Democratizing health
decisions, dollars, and dialogue
to enable true healing.
What if we defined health?
Healthcare in the United States is not designed to address the root causes of health inequities: structural racism, economic extraction, political exclusion — and their byproducts, like food insecurity and homelessness. By contrast, communities across the country — particularly BIPOC and low-income ones — have organized to address these issues for decades.
They have also built liberatory visions and models for healing informed by and accountable to their people, from healers collectives to immigrant health organizing to multi-layered land and food sovereignty initiatives. We — not a small set of decision-makers — possess the power to build a system that recognizes health as a fundamental right.

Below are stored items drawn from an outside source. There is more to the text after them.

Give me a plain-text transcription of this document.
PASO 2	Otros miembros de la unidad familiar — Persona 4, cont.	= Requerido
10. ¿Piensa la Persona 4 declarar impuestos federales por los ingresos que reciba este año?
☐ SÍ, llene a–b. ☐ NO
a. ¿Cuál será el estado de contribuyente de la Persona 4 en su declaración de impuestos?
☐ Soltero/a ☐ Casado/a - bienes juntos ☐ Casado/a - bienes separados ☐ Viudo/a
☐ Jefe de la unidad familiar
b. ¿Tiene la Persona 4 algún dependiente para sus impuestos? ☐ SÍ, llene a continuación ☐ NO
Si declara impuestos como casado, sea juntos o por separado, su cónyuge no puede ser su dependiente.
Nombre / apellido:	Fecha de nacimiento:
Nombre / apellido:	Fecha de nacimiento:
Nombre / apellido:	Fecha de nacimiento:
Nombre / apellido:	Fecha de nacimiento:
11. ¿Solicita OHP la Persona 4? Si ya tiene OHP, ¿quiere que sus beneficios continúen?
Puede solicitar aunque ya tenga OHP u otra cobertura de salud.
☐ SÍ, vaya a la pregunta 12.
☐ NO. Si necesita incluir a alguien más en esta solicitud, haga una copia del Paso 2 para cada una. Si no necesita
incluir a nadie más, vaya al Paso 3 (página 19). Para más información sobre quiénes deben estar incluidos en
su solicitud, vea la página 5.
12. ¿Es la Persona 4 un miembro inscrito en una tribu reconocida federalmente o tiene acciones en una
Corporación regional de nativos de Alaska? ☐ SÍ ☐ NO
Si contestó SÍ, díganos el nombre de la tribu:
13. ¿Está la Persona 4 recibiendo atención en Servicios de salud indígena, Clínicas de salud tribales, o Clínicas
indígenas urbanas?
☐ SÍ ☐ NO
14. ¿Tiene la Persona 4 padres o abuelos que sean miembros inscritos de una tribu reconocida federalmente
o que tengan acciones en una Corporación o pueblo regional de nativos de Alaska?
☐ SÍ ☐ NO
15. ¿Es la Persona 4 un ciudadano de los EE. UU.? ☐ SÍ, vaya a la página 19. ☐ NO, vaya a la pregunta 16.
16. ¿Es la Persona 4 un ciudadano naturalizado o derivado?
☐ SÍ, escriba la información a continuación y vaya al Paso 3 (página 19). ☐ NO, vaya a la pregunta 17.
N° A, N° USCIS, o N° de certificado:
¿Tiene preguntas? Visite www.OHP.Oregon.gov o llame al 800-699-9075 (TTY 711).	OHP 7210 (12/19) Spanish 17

How can our resources heal?
Healthcare is 20% of our country’s GDP. Spurred by payment reform and social justice reckonings, healthcare actors are starting to shift (a small but impactful sliver) of that capital into social determinants like food and housing — or even, in rare cases, community power-building. Exceedingly few of those funds, however, are directly in the hands of community experts with lived experience of health inequities.
Communities deciding where health funding should go is not only possible, it’s logical: much of healthcare funding flows from us, the public. From accountability campaigns for hospital community benefits to community-led wellness funds, to cooperatively owned health clinics, we can reclaim the capital of the healthcare industry in order to seed healing.
Where are the health narratives that center us?
Mainstream national dialogue around healthcare is exhausting: divisive, incremental changes and plenty of jargon. But the desire to thrive is at once universal and personal, ancient and urgent. Starting with those core dreams, fears, values, and histories is crucial to building together.
Healing Capital is a space for all those who have a story to tell — about the harms of existing systems, the forces that shaped your own concepts of health, or your community’s imagining of the old and new. Collectively, we can craft narratives that reshape the boundaries of what is possible.